When I shot the street parade I would normally have had my 16-55 and the 90mm.  I replaced the 16-55 with the 23mm and took that and the 90mm lens.  I did that on purpose to see if I took a lighter kit in my evening wanderings in my upcoming holiday in Asia, could the 23mm fill some of the big shoes of the 16-55?  I will save you the anticipation.  To say I am happy is the understatement of the year – I was totally blown away by the performance of the 23mm F2.  Nearly all of the reviews I watched or read said that at wide open and close up it was so soft that it was unusable.  I shot people and kids at what I would think was close – a person and their face filling the frame – and oh my goodness, this thing was tack sharp wide open.  I did not want to believe this and I was expecting rather mediocre results – but I am extremely happy.  I need a lens to be sharp wide open.  As a street photographer/travel photographer, I only ever shoot wide open.  I’m always looking to isolate my subject from the background.  If a lens is not sharp wide open, or I have to stop it down to get useable results – then it’s useless to me.  Not only is it sharp, but the images have a beautiful, almost 3d look to them.  They are very punchy and I find I am getting that very contrasty look that I love in ‘Classic Chrome’.

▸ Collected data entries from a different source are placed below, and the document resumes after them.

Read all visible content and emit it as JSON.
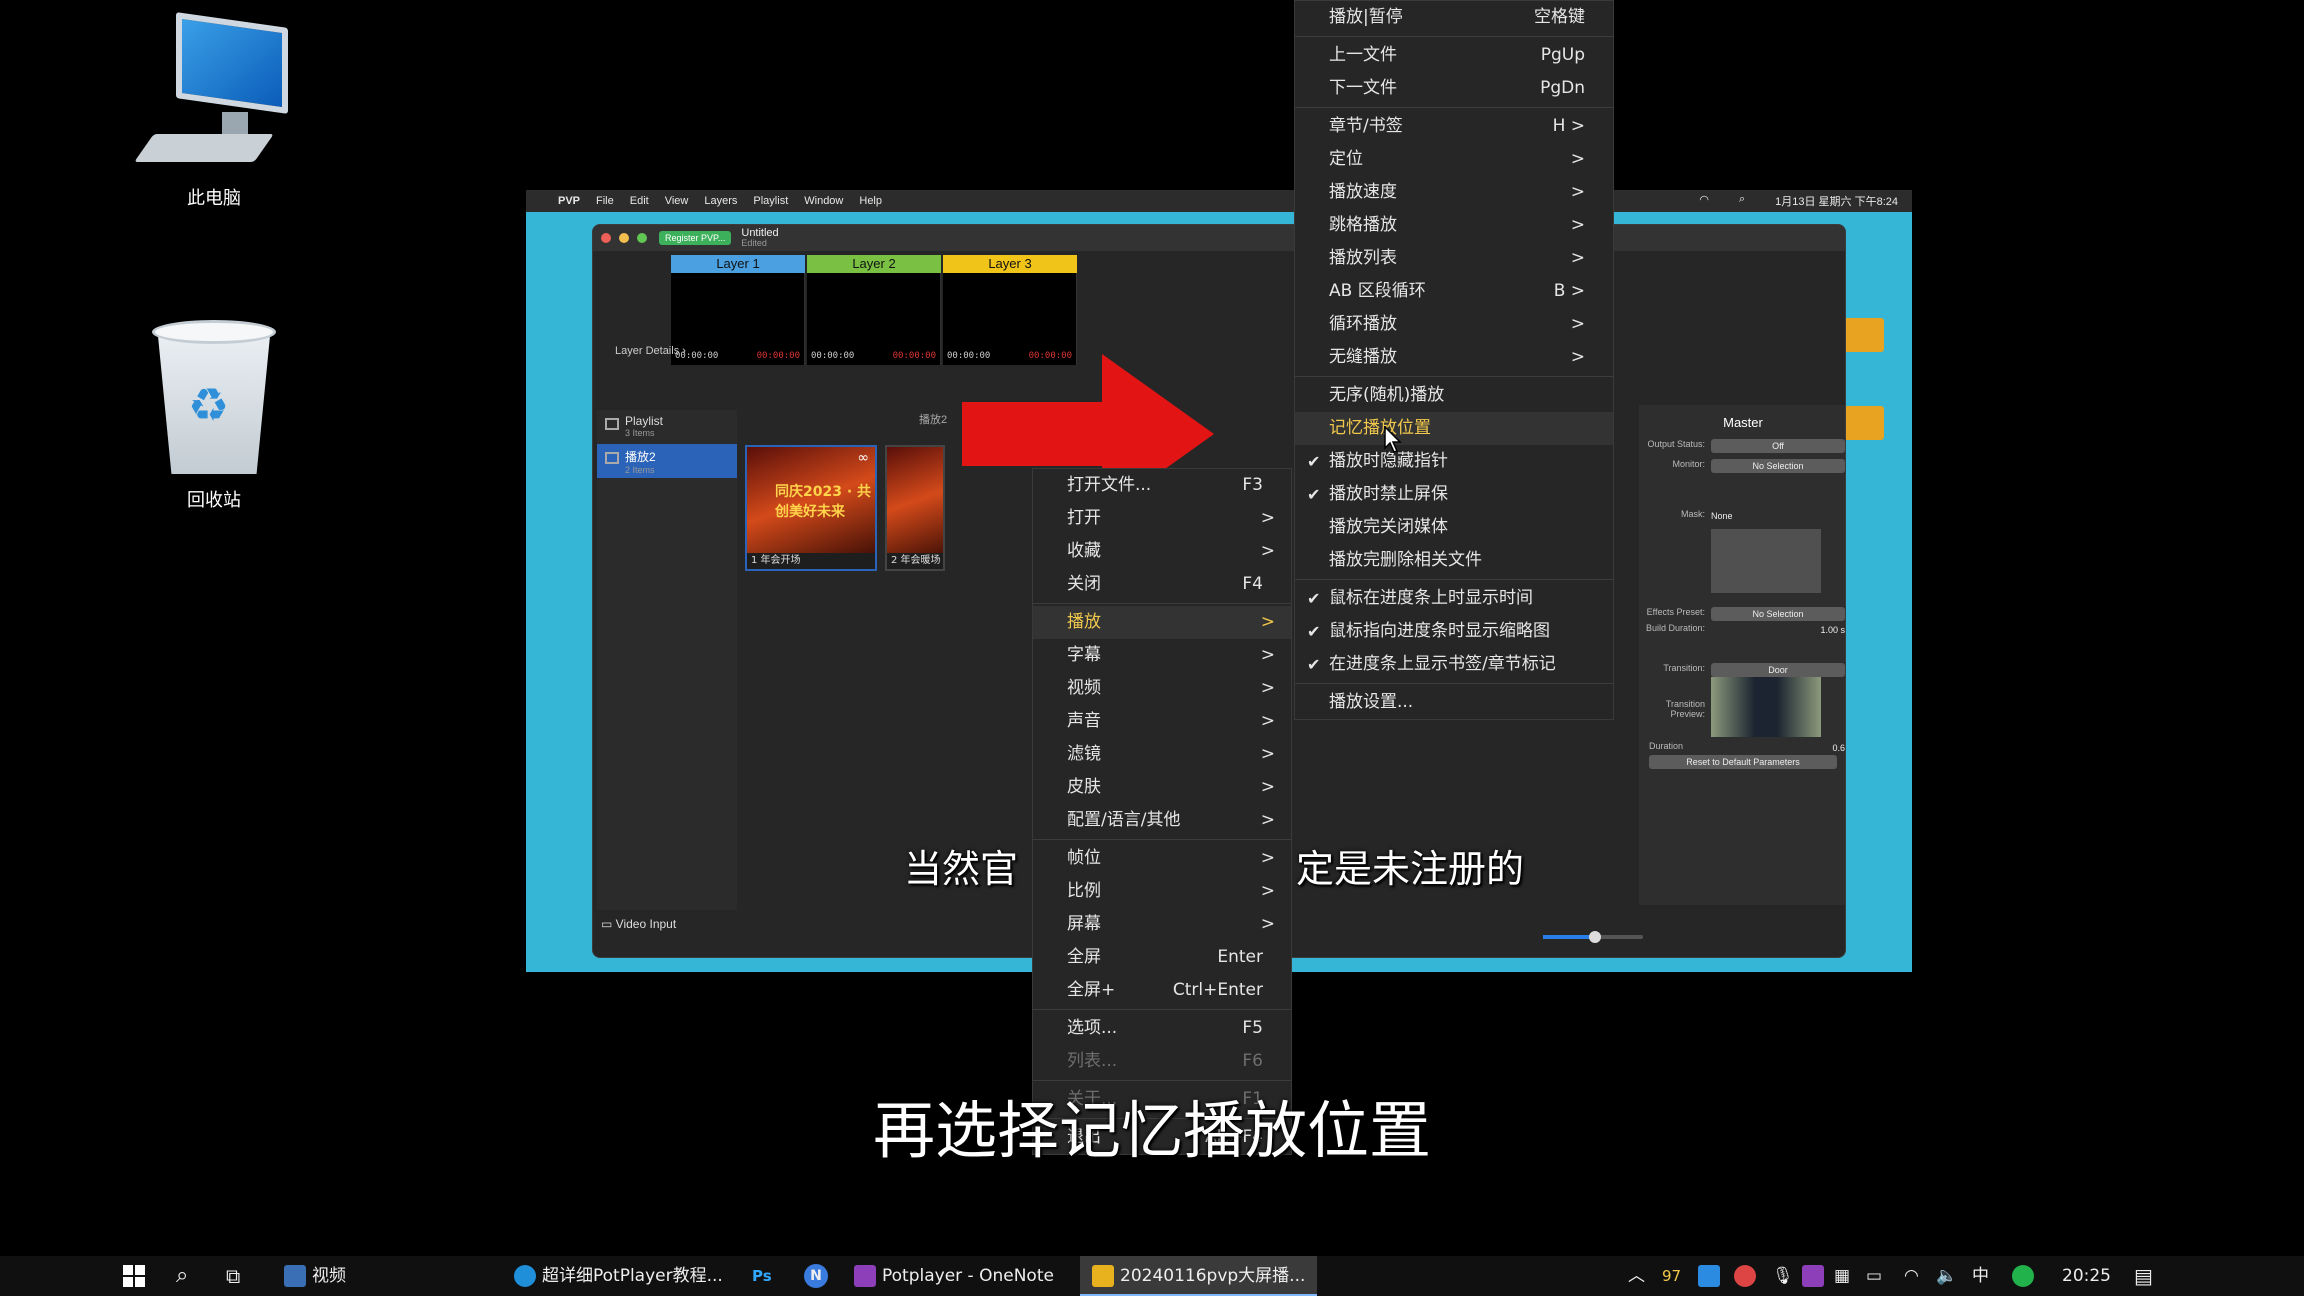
{
  "desktop": {
    "icons": [
      {
        "label": "此电脑"
      },
      {
        "label": "回收站"
      }
    ]
  },
  "video": {
    "mac_menubar": {
      "app": "PVP",
      "items": [
        "File",
        "Edit",
        "View",
        "Layers",
        "Playlist",
        "Window",
        "Help"
      ],
      "clock": "1月13日 星期六 下午8:24"
    },
    "window": {
      "register_button": "Register PVP...",
      "title": "Untitled",
      "subtitle": "Edited",
      "layers": [
        {
          "label": "Layer 1",
          "color": "#4aa0e0",
          "tc_left": "00:00:00",
          "tc_right": "00:00:00"
        },
        {
          "label": "Layer 2",
          "color": "#7ac143",
          "tc_left": "00:00:00",
          "tc_right": "00:00:00"
        },
        {
          "label": "Layer 3",
          "color": "#f0c419",
          "tc_left": "00:00:00",
          "tc_right": "00:00:00"
        }
      ],
      "layer_details": "Layer Details",
      "playlist_header": "播放2",
      "sidebar": [
        {
          "label": "Playlist",
          "sub": "3 Items"
        },
        {
          "label": "播放2",
          "sub": "2 Items"
        }
      ],
      "video_input": "Video Input",
      "thumbs": [
        {
          "caption": "1  年会开场",
          "banner": "同庆2023 · 共创美好未来"
        },
        {
          "caption": "2  年会暖场",
          "banner": ""
        }
      ],
      "right_panel": {
        "master": "Master",
        "output_status_label": "Output Status:",
        "output_status": "Off",
        "monitor_label": "Monitor:",
        "monitor": "No Selection",
        "mask_label": "Mask:",
        "mask": "None",
        "effects_preset_label": "Effects Preset:",
        "effects_preset": "No Selection",
        "fade_duration_label": "Build Duration:",
        "fade_duration": "1.00 s",
        "transition_label": "Transition:",
        "transition": "Door",
        "transition_preview_label": "Transition Preview:",
        "duration_label": "Duration",
        "duration": "0.6",
        "reset": "Reset to Default Parameters"
      }
    }
  },
  "context_menu": {
    "items": [
      {
        "label": "打开文件...",
        "shortcut": "F3"
      },
      {
        "label": "打开",
        "arrow": ">"
      },
      {
        "label": "收藏",
        "arrow": ">"
      },
      {
        "label": "关闭",
        "shortcut": "F4"
      },
      {
        "label": "播放",
        "arrow": ">",
        "highlight": true
      },
      {
        "label": "字幕",
        "arrow": ">"
      },
      {
        "label": "视频",
        "arrow": ">"
      },
      {
        "label": "声音",
        "arrow": ">"
      },
      {
        "label": "滤镜",
        "arrow": ">"
      },
      {
        "label": "皮肤",
        "arrow": ">"
      },
      {
        "label": "配置/语言/其他",
        "arrow": ">"
      },
      {
        "label": "帧位",
        "arrow": ">"
      },
      {
        "label": "比例",
        "arrow": ">"
      },
      {
        "label": "屏幕",
        "arrow": ">"
      },
      {
        "label": "全屏",
        "shortcut": "Enter"
      },
      {
        "label": "全屏+",
        "shortcut": "Ctrl+Enter"
      },
      {
        "label": "选项...",
        "shortcut": "F5"
      },
      {
        "label": "列表...",
        "shortcut": "F6"
      },
      {
        "label": "关于...",
        "shortcut": "F1"
      },
      {
        "label": "退出",
        "shortcut": "Alt+F4"
      }
    ]
  },
  "play_submenu": {
    "items": [
      {
        "label": "播放|暂停",
        "shortcut": "空格键"
      },
      {
        "label": "上一文件",
        "shortcut": "PgUp"
      },
      {
        "label": "下一文件",
        "shortcut": "PgDn"
      },
      {
        "label": "章节/书签",
        "shortcut": "H >"
      },
      {
        "label": "定位",
        "shortcut": ">"
      },
      {
        "label": "播放速度",
        "shortcut": ">"
      },
      {
        "label": "跳格播放",
        "shortcut": ">"
      },
      {
        "label": "播放列表",
        "shortcut": ">"
      },
      {
        "label": "AB 区段循环",
        "shortcut": "B >"
      },
      {
        "label": "循环播放",
        "shortcut": ">"
      },
      {
        "label": "无缝播放",
        "shortcut": ">"
      },
      {
        "label": "无序(随机)播放"
      },
      {
        "label": "记忆播放位置",
        "highlight": true
      },
      {
        "label": "播放时隐藏指针",
        "checked": "✔"
      },
      {
        "label": "播放时禁止屏保",
        "checked": "✔"
      },
      {
        "label": "播放完关闭媒体"
      },
      {
        "label": "播放完删除相关文件"
      },
      {
        "label": "鼠标在进度条上时显示时间",
        "checked": "✔"
      },
      {
        "label": "鼠标指向进度条时显示缩略图",
        "checked": "✔"
      },
      {
        "label": "在进度条上显示书签/章节标记",
        "checked": "✔"
      },
      {
        "label": "播放设置..."
      }
    ]
  },
  "subtitles": {
    "video_subtitle_left": "当然官",
    "video_subtitle_right": "定是未注册的",
    "main": "再选择记忆播放位置"
  },
  "taskbar": {
    "items": [
      {
        "label": "视频"
      },
      {
        "label": "超详细PotPlayer教程..."
      },
      {
        "label": "Ps"
      },
      {
        "label": "N"
      },
      {
        "label": "Potplayer - OneNote"
      },
      {
        "label": "20240116pvp大屏播..."
      }
    ],
    "tray": {
      "num": "97",
      "ime": "中",
      "time": "20:25"
    }
  }
}
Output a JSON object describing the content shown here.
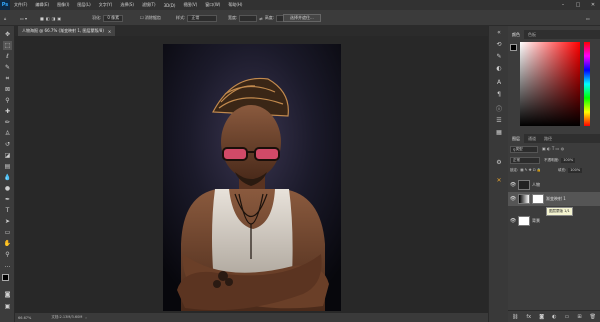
{
  "app": {
    "logo": "Ps",
    "menu": [
      "文件(F)",
      "编辑(E)",
      "图像(I)",
      "图层(L)",
      "文字(Y)",
      "选择(S)",
      "滤镜(T)",
      "3D(D)",
      "视图(V)",
      "窗口(W)",
      "帮助(H)"
    ],
    "window_controls": {
      "minimize": "–",
      "maximize": "□",
      "close": "✕"
    }
  },
  "options": {
    "feather_label": "羽化:",
    "feather_value": "0 像素",
    "style_label": "样式:",
    "style_value": "正常",
    "width_label": "宽度:",
    "height_label": "高度:",
    "select_mask_button": "选择并遮住..."
  },
  "document": {
    "tab_title": "人物海报 @ 66.7% (渐变映射 1, 图层蒙版/8)",
    "close": "×"
  },
  "status": {
    "zoom": "66.67%",
    "doc_info": "文档:2.13M/3.60M"
  },
  "color_panel": {
    "tabs": [
      "颜色",
      "色板"
    ],
    "accent_red": "#ff0000"
  },
  "layers_panel": {
    "tabs": [
      "图层",
      "通道",
      "路径"
    ],
    "filter_value": "类型",
    "blend_mode": "正常",
    "opacity_label": "不透明度:",
    "opacity_value": "100%",
    "lock_label": "锁定:",
    "fill_label": "填充:",
    "fill_value": "100%",
    "layers": [
      {
        "name": "人物",
        "visible": true
      },
      {
        "name": "渐变映射 1",
        "visible": true
      },
      {
        "name": "背景",
        "visible": true
      }
    ],
    "tooltip": "图层蒙版 1/1"
  }
}
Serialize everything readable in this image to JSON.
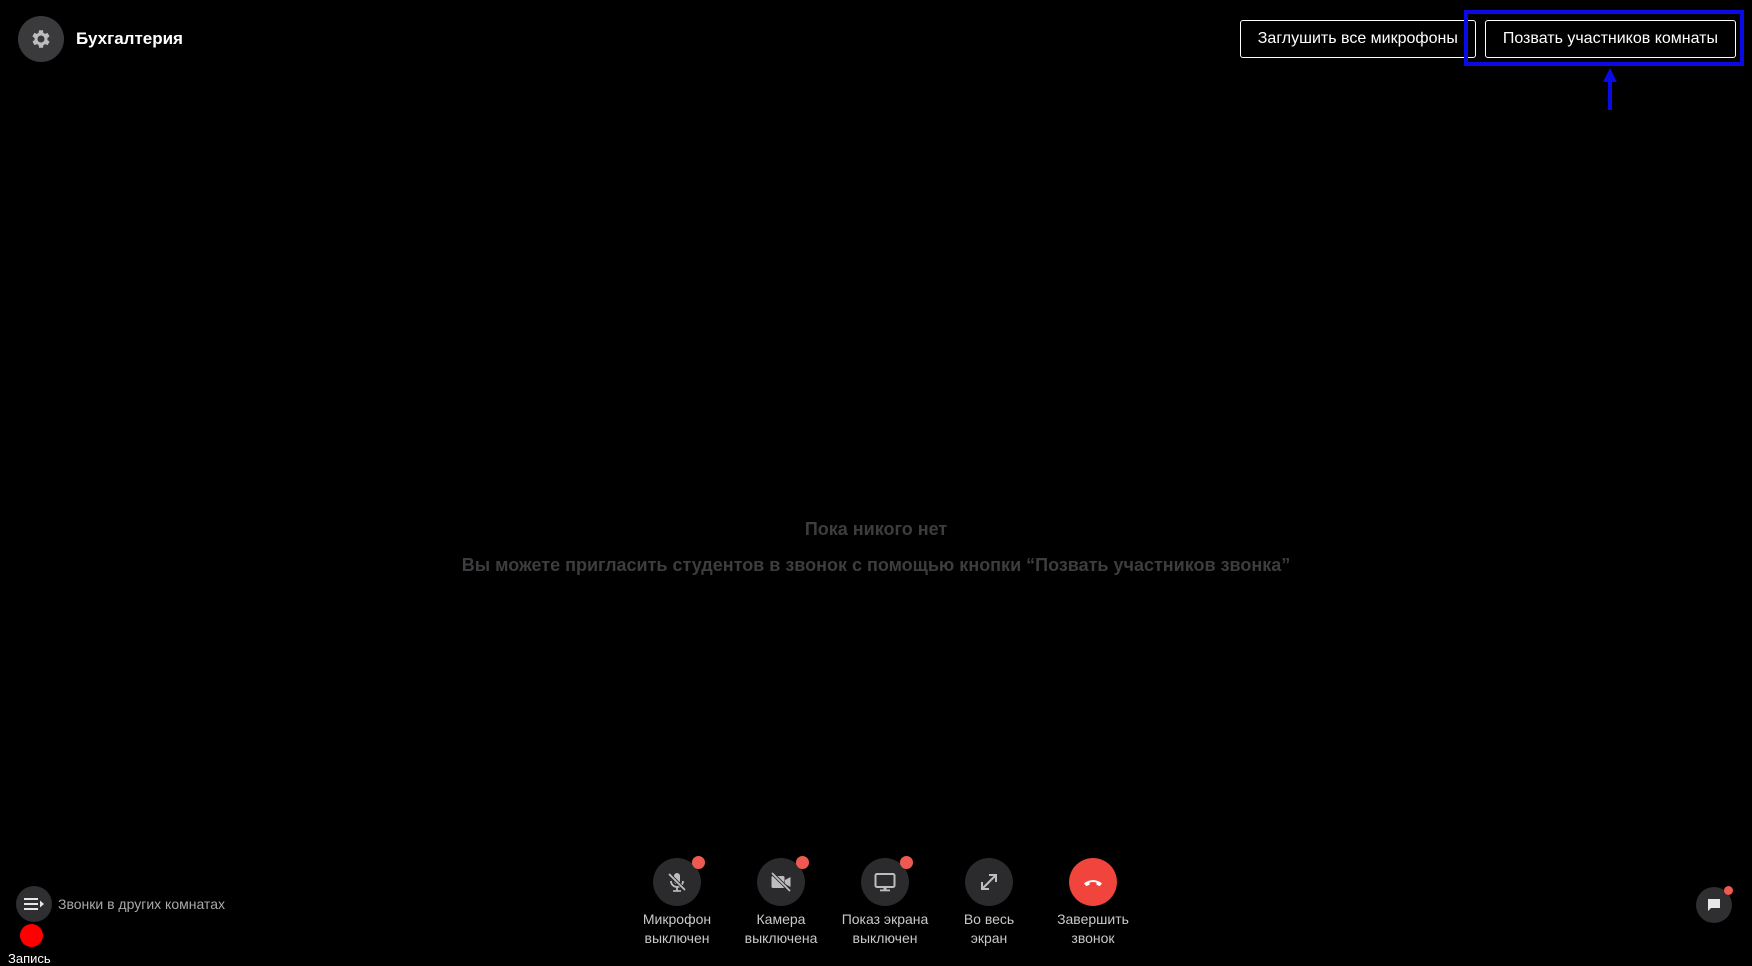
{
  "header": {
    "settings_icon": "gear-icon",
    "room_title": "Бухгалтерия"
  },
  "top_actions": {
    "mute_all_label": "Заглушить все микрофоны",
    "invite_label": "Позвать участников комнаты"
  },
  "empty_state": {
    "title": "Пока никого нет",
    "subtitle": "Вы можете пригласить студентов в звонок с помощью кнопки “Позвать участников звонка”"
  },
  "controls": {
    "microphone": {
      "icon": "mic-off-icon",
      "line1": "Микрофон",
      "line2": "выключен"
    },
    "camera": {
      "icon": "camera-off-icon",
      "line1": "Камера",
      "line2": "выключена"
    },
    "screen_share": {
      "icon": "monitor-icon",
      "line1": "Показ экрана",
      "line2": "выключен"
    },
    "fullscreen": {
      "icon": "expand-icon",
      "line1": "Во весь",
      "line2": "экран"
    },
    "end_call": {
      "icon": "hangup-icon",
      "line1": "Завершить",
      "line2": "звонок"
    }
  },
  "bottom_left": {
    "other_rooms_icon": "list-icon",
    "other_rooms_label": "Звонки в других комнатах",
    "record_label": "Запись"
  },
  "bottom_right": {
    "chat_icon": "chat-icon"
  },
  "colors": {
    "background": "#000000",
    "annotation": "#0a0ae6",
    "end_call": "#f0443c",
    "badge": "#ee5a52",
    "record": "#ff0000",
    "empty_text": "#3d3d40"
  }
}
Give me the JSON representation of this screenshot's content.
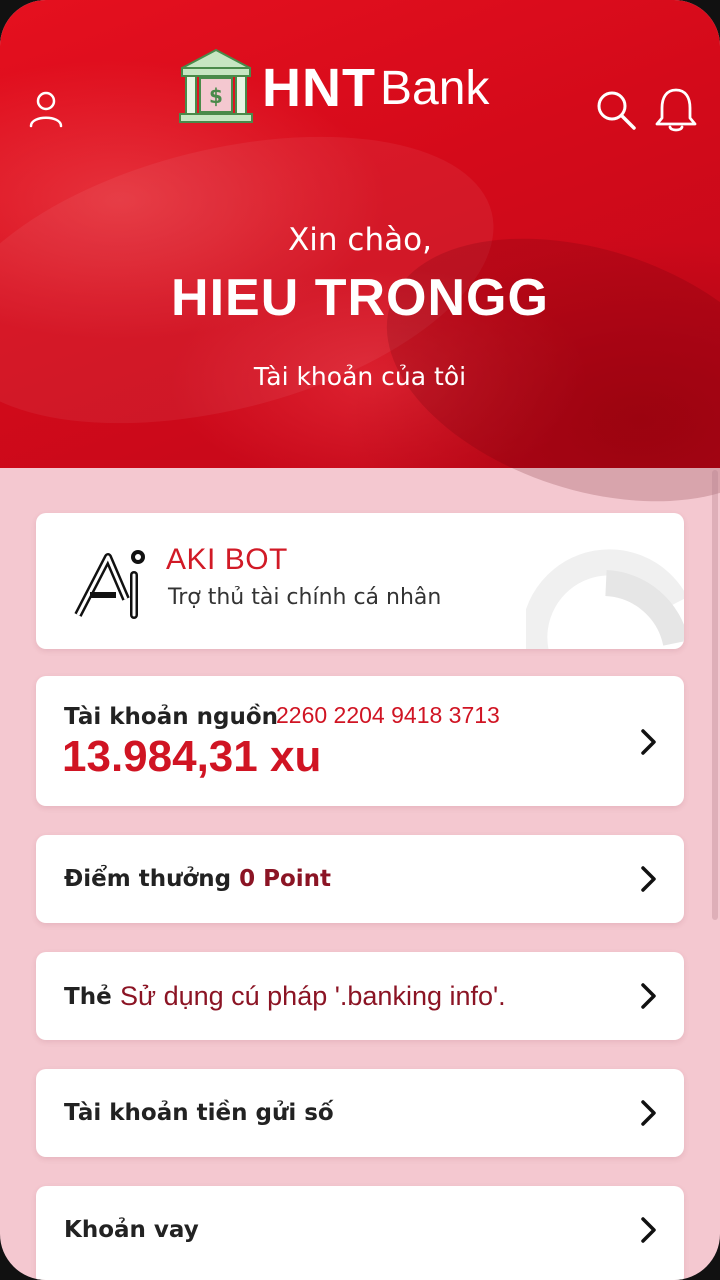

Girls up to no good - street celebrations, goldfields, Western Australia, 2018 - Fuji X-T2, 23mm F2 @ F2

I am very happy to say that I have plugged the last remaining gap in my kit line-up.  This little lens is now permanently married to my old X-T1.  To me changing lenses is a no no.  I have one lens attached to one camera and it is never changed.  That is why I have never had to clean a sensor (particularly now that all of my lenses are WR), or have gotten any crud in my camera.  I shoot in too many filthy places in Asia, where changing a lens outside may well be the end of your sensor, and the total demise of your camera!  I will now have my day kit (the 16-55 and 90mm) each attached to an X-T2, and my lovely little 23mm attached to an X-T1, as my evening walk-around kit.

Don’t get too perplexed if you haven’t ironed all of the wrinkles out of your photographic kit.  I have been shooting now for over 35 years and it has taken me a very long time to get to where I am.  I may seem very dogmatic in my opinions, (and yes, I do offend some folk), but after shooting for so many years and wasting so much money on needless crap, I am very intolerant of gear that does not do its job, or does not perform when we are told that it will.  I know exactly what I want and need from my kit, and the Fuji components that I have chosen fill this niche for me in a wonderful fashion.  Not only can I look at my beautiful images for hours on end, I get such joy out of using quality equipment.  Like the story I told in one of my other blogs about Mark Knopfler (of Dire Straits fame), kissing his guitar out of sheer love for his art.  I am still known to give my X-T2 a quick kiss now and then - when my wife is not looking!!  Enjoy your gear, enjoy your art and most of all enjoy your images.  Life is too short to stress over pixel peeping or this lens or that.  Get something that works well for you and spend your money on travel, and seeing the most of this wonderful planet.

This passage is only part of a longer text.